Careful evaluation of the admitting and discharge ECG provides prognostic information for in-hospital and long-term outcomes, respectively in this cohort of out-of-hospital cardiac arrest survivors. The QRS duration on the dismissal ECG following VF OHCA provides prognostic information which might be useful to identify those at highest risk long-term, and who would benefit from more aggressive antiarrhythmic therapy and cardiac stabilization.

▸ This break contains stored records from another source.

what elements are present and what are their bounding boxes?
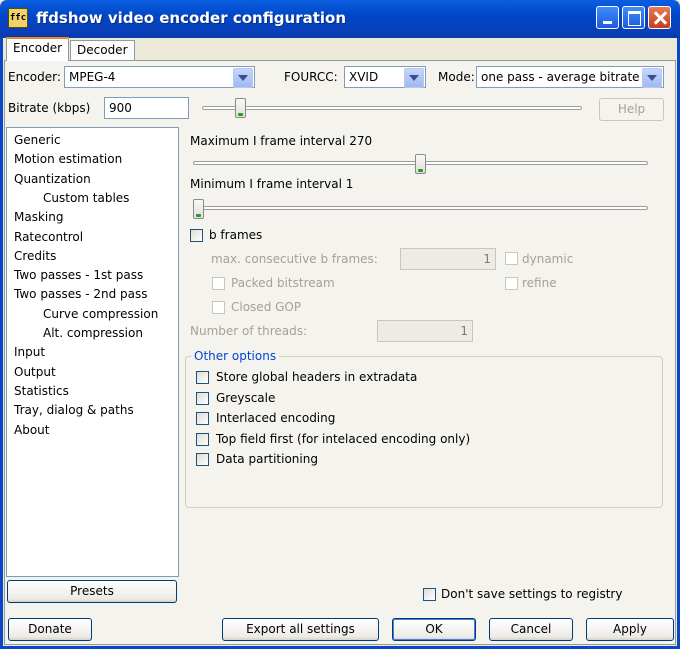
encoder-label: Encoder: xyxy=(8,70,61,84)
maximize-button[interactable] xyxy=(622,6,645,29)
tab-decoder[interactable]: Decoder xyxy=(70,40,135,60)
presets-button[interactable]: Presets xyxy=(7,580,177,603)
fourcc-value: XVID xyxy=(349,70,379,84)
dynamic-label: dynamic xyxy=(522,252,574,266)
refine-checkbox[interactable] xyxy=(505,277,518,290)
option-label: Store global headers in extradata xyxy=(216,370,418,384)
closed-gop-label: Closed GOP xyxy=(231,300,302,314)
max-i-frame-slider-thumb[interactable] xyxy=(415,154,426,174)
help-button[interactable]: Help xyxy=(599,98,664,121)
window-title: ffdshow video encoder configuration xyxy=(36,9,347,27)
option-checkbox[interactable] xyxy=(196,453,209,466)
tab-encoder[interactable]: Encoder xyxy=(6,37,70,61)
sidebar-item[interactable]: Quantization xyxy=(14,172,91,186)
sidebar-item[interactable]: Curve compression xyxy=(43,307,158,321)
fourcc-select[interactable]: XVID xyxy=(344,66,426,88)
option-label: Data partitioning xyxy=(216,452,318,466)
encoder-select[interactable]: MPEG-4 xyxy=(64,66,255,88)
sidebar-item[interactable]: Two passes - 2nd pass xyxy=(14,287,148,301)
sidebar-item[interactable]: Custom tables xyxy=(43,191,129,205)
refine-label: refine xyxy=(522,276,557,290)
option-label: Interlaced encoding xyxy=(216,411,336,425)
dont-save-checkbox[interactable] xyxy=(423,588,436,601)
bitrate-slider-thumb[interactable] xyxy=(235,98,246,118)
settings-tree[interactable]: Generic Motion estimation Quantization Cust… xyxy=(6,127,179,577)
min-i-frame-slider-track[interactable] xyxy=(193,206,648,210)
mode-value: one pass - average bitrate xyxy=(481,70,640,84)
cancel-button[interactable]: Cancel xyxy=(489,618,573,641)
option-checkbox[interactable] xyxy=(196,391,209,405)
app-icon: ffc xyxy=(8,8,28,28)
max-b-frames-label: max. consecutive b frames: xyxy=(211,252,378,266)
sidebar-item[interactable]: Alt. compression xyxy=(43,326,143,340)
chevron-down-icon[interactable] xyxy=(642,68,662,88)
maximize-icon xyxy=(628,11,641,26)
threads-input[interactable]: 1 xyxy=(377,320,473,342)
close-button[interactable] xyxy=(648,6,671,29)
option-checkbox[interactable] xyxy=(196,412,209,425)
threads-label: Number of threads: xyxy=(190,324,308,338)
dynamic-checkbox[interactable] xyxy=(505,252,518,265)
sidebar-item[interactable]: Statistics xyxy=(14,384,69,398)
bitrate-label: Bitrate (kbps) xyxy=(8,101,91,115)
sidebar-item[interactable]: Masking xyxy=(14,210,63,224)
sidebar-item[interactable]: Generic xyxy=(14,133,61,147)
ok-button[interactable]: OK xyxy=(392,618,476,641)
sidebar-item[interactable]: Motion estimation xyxy=(14,152,122,166)
chevron-down-icon[interactable] xyxy=(233,68,253,88)
fourcc-label: FOURCC: xyxy=(284,70,338,84)
sidebar-item[interactable]: Two passes - 1st pass xyxy=(14,268,143,282)
bitrate-slider-track[interactable] xyxy=(202,106,582,110)
minimize-icon xyxy=(603,21,612,24)
other-options-legend: Other options xyxy=(191,349,280,363)
sidebar-item[interactable]: Output xyxy=(14,365,56,379)
bitrate-input[interactable]: 900 xyxy=(104,97,189,119)
sidebar-item[interactable]: Tray, dialog & paths xyxy=(14,403,134,417)
closed-gop-checkbox[interactable] xyxy=(212,301,225,314)
mode-select[interactable]: one pass - average bitrate xyxy=(476,66,664,88)
dont-save-label: Don't save settings to registry xyxy=(441,587,623,601)
option-checkbox[interactable] xyxy=(196,432,209,446)
mode-label: Mode: xyxy=(438,70,475,84)
option-checkbox[interactable] xyxy=(196,371,209,384)
apply-button[interactable]: Apply xyxy=(586,618,674,641)
packed-bitstream-checkbox[interactable] xyxy=(212,277,225,290)
option-label: Greyscale xyxy=(216,390,276,405)
export-all-settings-button[interactable]: Export all settings xyxy=(222,618,379,641)
encoder-value: MPEG-4 xyxy=(69,70,116,84)
max-b-frames-input[interactable]: 1 xyxy=(400,248,496,270)
chevron-down-icon[interactable] xyxy=(404,68,424,88)
minimize-button[interactable] xyxy=(596,6,619,29)
b-frames-label: b frames xyxy=(209,228,263,242)
sidebar-item[interactable]: Input xyxy=(14,345,45,359)
min-i-frame-label: Minimum I frame interval 1 xyxy=(190,177,354,191)
sidebar-item[interactable]: About xyxy=(14,423,49,437)
donate-button[interactable]: Donate xyxy=(8,618,92,641)
packed-bitstream-label: Packed bitstream xyxy=(231,276,335,290)
sidebar-item[interactable]: Ratecontrol xyxy=(14,230,83,244)
sidebar-item[interactable]: Credits xyxy=(14,249,56,263)
max-i-frame-label: Maximum I frame interval 270 xyxy=(190,134,373,148)
b-frames-checkbox[interactable] xyxy=(190,229,203,242)
option-label: Top field first (for intelaced encoding … xyxy=(216,431,471,446)
min-i-frame-slider-thumb[interactable] xyxy=(193,199,204,219)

聚焦早期除颤的项目已改善了院外心脏骤停(OHCA)伴室颤(VF)患者的短期和长期生存率。一种直接、非侵入性的方法来识别复发风险最高的患者,将有助于对幸存者进行后续的长期管理。因此,我们评估了标准心电图在确定VF OHCA幸存者短期和长期结局方面的预测价值,以协助对猝死风险最高的患者进行风险分层。
纳入1990年11月至2000年12月在明尼苏达州奥尔姆斯特德县(MN)因VF接受早期除颤的所有OHCA患者。采用Cox比例风险模型来检验心电图变量以及随后的植入式心律转复除颤器(ICD)植入和死亡情况。
200例患者发生VF OHCA;其中138例(69%)存活至入院(7例在入院前于急诊科死亡),79例(40%)出院。未存活至出院的患者,其QRS时限(非幸存者为141±41毫秒,幸存者为123±35毫秒,P=0.004)可预测短期死亡率。心室率、PR间期、右或左束支传导阻滞的存在、QTc、ST段抬高型心肌梗死以及心房颤动/扑动均无预测价值。出院存活者的平均随访时间为4.8±3.0年。单因素分析中,QRS宽度和PR间期每增加30毫秒间隔,死亡率和ICD植入风险比分别增加1.6(95%置信区间1.1 - 2.5,P=0.02)和1.12(95%置信区间1.0 - 1.2,P=0.05)。多因素分析中,在考虑入院射血分数的情况下,PR>200毫秒[风险比4.5(95%置信区间1.7 - 11.8,P=0.022)]、QRS宽度增加大于30毫秒[风险比1.9(95%置信区间1.3 - 2.8,P<0.001)]以及QRS>120毫秒[风险比2.4(95%置信区间1.1 - 5.4,P=0.032)]可预测长期死亡率和ICD电击。
对入院和出院心电图进行仔细评估,分别为此组院外心脏骤停幸存者的院内和长期结局提供了预后信息。VF OHCA后出院心电图上的QRS时限提供了预后信息,这可能有助于识别长期风险最高的患者,以及那些将从更积极的抗心律失常治疗和心脏稳定治疗中获益的患者。